The Cytotoxic Effects of Methylmercury on Cardiomyocytes: A Possible Implication for Heart Diseases?

Abstract

Methylmercury (MeHg) is known predominantly as a neurotoxicant, however emerging experimental and epidemiological evidence has shown associations between MeHg exposure and the potential for increased risks of cardiovascular diseases. This thesis investigated the in vitro cytotoxic effects of MeHg in two cardiomyocyte cell lines, H9C2 rat neonatal cell line and AC16 adult human cell line. We observed significant increases in cell death at concentrations from 1 – 10 µM. ROS production and intracellular calcium concentrations increased dose-dependantly with MeHgCl exposure.
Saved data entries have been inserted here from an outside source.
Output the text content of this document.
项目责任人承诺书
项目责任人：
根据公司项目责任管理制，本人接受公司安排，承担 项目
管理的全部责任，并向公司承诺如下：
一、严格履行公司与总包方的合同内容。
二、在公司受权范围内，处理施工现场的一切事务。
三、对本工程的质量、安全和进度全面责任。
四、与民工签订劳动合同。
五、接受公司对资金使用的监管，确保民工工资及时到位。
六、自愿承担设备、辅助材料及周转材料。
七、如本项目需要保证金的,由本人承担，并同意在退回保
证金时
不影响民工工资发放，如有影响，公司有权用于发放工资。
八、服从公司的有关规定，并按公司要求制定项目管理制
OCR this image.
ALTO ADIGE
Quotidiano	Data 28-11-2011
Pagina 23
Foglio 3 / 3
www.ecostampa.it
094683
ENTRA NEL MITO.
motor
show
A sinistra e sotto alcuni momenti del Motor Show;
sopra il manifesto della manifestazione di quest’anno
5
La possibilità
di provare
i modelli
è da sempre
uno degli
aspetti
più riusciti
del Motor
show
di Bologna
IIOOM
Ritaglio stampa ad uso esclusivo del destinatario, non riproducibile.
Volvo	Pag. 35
Furthermore, while assessing mitochondrial function, a decline in maximal respiration at 1 µM was seen. However, these observations may in turn be a direct consequence of decreased cell numbers following exposures. Additionally, this study highlighted the differences in cellular bioenergetics which may impact how certain cells respond to contaminant stressors. The distribution of MeHg and total Hg in rat heart tissues was also examined and we observed increasing concentrations of MeHg in high and low dosed rat groups as compared to the vehicle controls. No difference was observed in Hg levels between the normal and high fat and sugar diet groups. The urinary isoprostane levels, which are indicative of systemic oxidative stress, showed significant increases in lean rats exposed to the high dose treatment. It was also observed that a high fat and sugar diet in lean and obese rats can contribute to increasing oxidative stress regardless of the level of contaminants they were dosed with. This thesis demonstrated several in vitro effects of MeHg on heart cells as well as determine the distribution of Hg levels in heart tissues and oxidative stress markers from an in vivo study.